Técnicos da Fundação Municipal de Saúde discutem estratégias de combate à Tuberculose

Os primeiros sintomas são dados pela presença de uma tosse seca por mais de três semanas, algo que na maioria das vezes, pode afetar os pulmões.

Na manhã desta sexta-feira (23), a Fundação Municipal de Saúde (FMS), da Prefeitura de Teresina reuniu coordenadores e técnicos das Zonas Norte, Sul e Leste/Sudeste no Auditório da Coordenadoria Regional Leste/Sudeste para elaborar estratégias de intensificação para o combate da tuberculose na Capital.

Como uma forma de lembrar o Dia Mundial de Combate a Tuberculose, comemorado no dia 24 de março, os profissionais de cada regional apresentaram a situação epidemiológica, comparando os dados dos anos de 2010 e 2011 e realizaram um levantamento dos números de casos novos, de incidência da doença, de transferência de casos, de abandono do tratamento e de mortalidades notificados nos hospitais de cada região.

Segundo Carlos Gilvan Nunes, infectologista e coordenador do programa municipal de controle da tuberculose da FMS, a incidência da doença na capital registrou um aumento de 3,6%, o que não representa anormalidade.

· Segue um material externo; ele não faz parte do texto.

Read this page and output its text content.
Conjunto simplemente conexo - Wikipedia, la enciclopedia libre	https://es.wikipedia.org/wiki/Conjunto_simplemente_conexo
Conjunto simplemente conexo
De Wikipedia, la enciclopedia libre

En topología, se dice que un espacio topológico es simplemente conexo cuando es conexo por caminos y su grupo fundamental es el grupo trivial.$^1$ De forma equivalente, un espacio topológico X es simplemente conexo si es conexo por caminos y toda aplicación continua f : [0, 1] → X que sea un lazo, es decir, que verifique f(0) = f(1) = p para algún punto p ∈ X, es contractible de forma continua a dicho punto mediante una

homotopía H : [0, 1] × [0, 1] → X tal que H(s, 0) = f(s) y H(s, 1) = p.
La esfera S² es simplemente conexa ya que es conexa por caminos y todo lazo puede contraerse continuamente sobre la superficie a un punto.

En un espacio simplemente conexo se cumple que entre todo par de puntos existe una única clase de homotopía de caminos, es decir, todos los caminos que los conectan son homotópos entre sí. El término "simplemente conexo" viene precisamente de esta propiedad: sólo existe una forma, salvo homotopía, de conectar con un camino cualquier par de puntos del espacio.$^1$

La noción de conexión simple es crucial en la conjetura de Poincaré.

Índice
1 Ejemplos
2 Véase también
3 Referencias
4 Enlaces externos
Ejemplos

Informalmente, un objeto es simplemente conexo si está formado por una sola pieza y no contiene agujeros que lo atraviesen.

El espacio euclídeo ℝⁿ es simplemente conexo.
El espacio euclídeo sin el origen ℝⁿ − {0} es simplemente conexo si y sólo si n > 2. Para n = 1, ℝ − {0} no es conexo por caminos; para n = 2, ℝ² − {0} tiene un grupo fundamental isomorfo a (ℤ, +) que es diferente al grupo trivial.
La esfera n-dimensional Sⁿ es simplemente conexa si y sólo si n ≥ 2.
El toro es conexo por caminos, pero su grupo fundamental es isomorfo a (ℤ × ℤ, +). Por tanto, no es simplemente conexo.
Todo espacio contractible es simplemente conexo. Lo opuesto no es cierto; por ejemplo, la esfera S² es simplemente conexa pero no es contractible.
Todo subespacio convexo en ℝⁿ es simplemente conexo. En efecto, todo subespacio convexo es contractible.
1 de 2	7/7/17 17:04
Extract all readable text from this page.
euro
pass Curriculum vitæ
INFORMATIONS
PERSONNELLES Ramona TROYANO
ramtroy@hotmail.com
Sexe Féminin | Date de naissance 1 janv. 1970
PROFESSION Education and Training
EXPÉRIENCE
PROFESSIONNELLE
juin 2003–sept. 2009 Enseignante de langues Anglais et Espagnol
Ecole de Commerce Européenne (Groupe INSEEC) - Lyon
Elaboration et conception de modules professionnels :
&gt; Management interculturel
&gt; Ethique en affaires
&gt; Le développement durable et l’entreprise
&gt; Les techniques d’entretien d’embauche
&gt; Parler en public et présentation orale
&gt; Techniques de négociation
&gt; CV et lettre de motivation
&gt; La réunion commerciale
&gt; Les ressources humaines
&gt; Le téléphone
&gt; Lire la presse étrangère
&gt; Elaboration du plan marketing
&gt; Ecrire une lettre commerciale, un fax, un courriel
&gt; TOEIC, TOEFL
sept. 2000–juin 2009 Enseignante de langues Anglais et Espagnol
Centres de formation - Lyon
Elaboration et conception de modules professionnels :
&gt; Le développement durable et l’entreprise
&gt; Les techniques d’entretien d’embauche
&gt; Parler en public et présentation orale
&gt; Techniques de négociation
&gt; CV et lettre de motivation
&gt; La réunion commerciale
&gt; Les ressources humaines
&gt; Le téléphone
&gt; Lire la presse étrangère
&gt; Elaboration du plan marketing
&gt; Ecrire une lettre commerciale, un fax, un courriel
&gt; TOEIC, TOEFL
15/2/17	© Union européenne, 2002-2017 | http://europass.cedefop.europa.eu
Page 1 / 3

Foram registrados 303 casos novos no ano passado, um número maior que em 2010, quando foram diagnosticados 292 casos. Em 2011, foram registrados ainda 12 casos de óbito em pacientes em tratamento da doença.

Os primeiros sintomas são dados pela presença de uma tosse seca por mais de três semanas, algo que na maioria das vezes, pode afetar os pulmões. “O paciente que estiver com estes sintomas deve se dirigir ao hospital mais próximo da sua residência para realizar o diagnóstico precoce. As consultas, exames e o tratamento do paciente com tuberculose são gratuitos”, explica Carlos Gilvan.

A médica e gerente de epidemiologia da FMS, Amparo Salmito, explica que a incidência da doença é 3,5 vezes maior na população acima de 65 anos do sexo masculino. Além disso, ela destaca que as pessoas com doenças sexualmente transmissíveis estão mais suscetíveis ao contágio, devido à fragilidade do sistema imunológico.

A melhor forma de prevenir a doença é o diagnóstico precoce, desenvolvido através das Equipes da Estratégia Saúde da Família que, ao detectarem os sintomas da doença, encaminham o paciente ao Hospital mais próximo para ser tratado. O tratamento dura, no mínimo, um período de seis meses e é realizado com medicamentos que podem ser solicitados gratuitamente na FMS. Para ter acesso aos medicamentos, basta a solicitação mediante receita médica e identidade do paciente.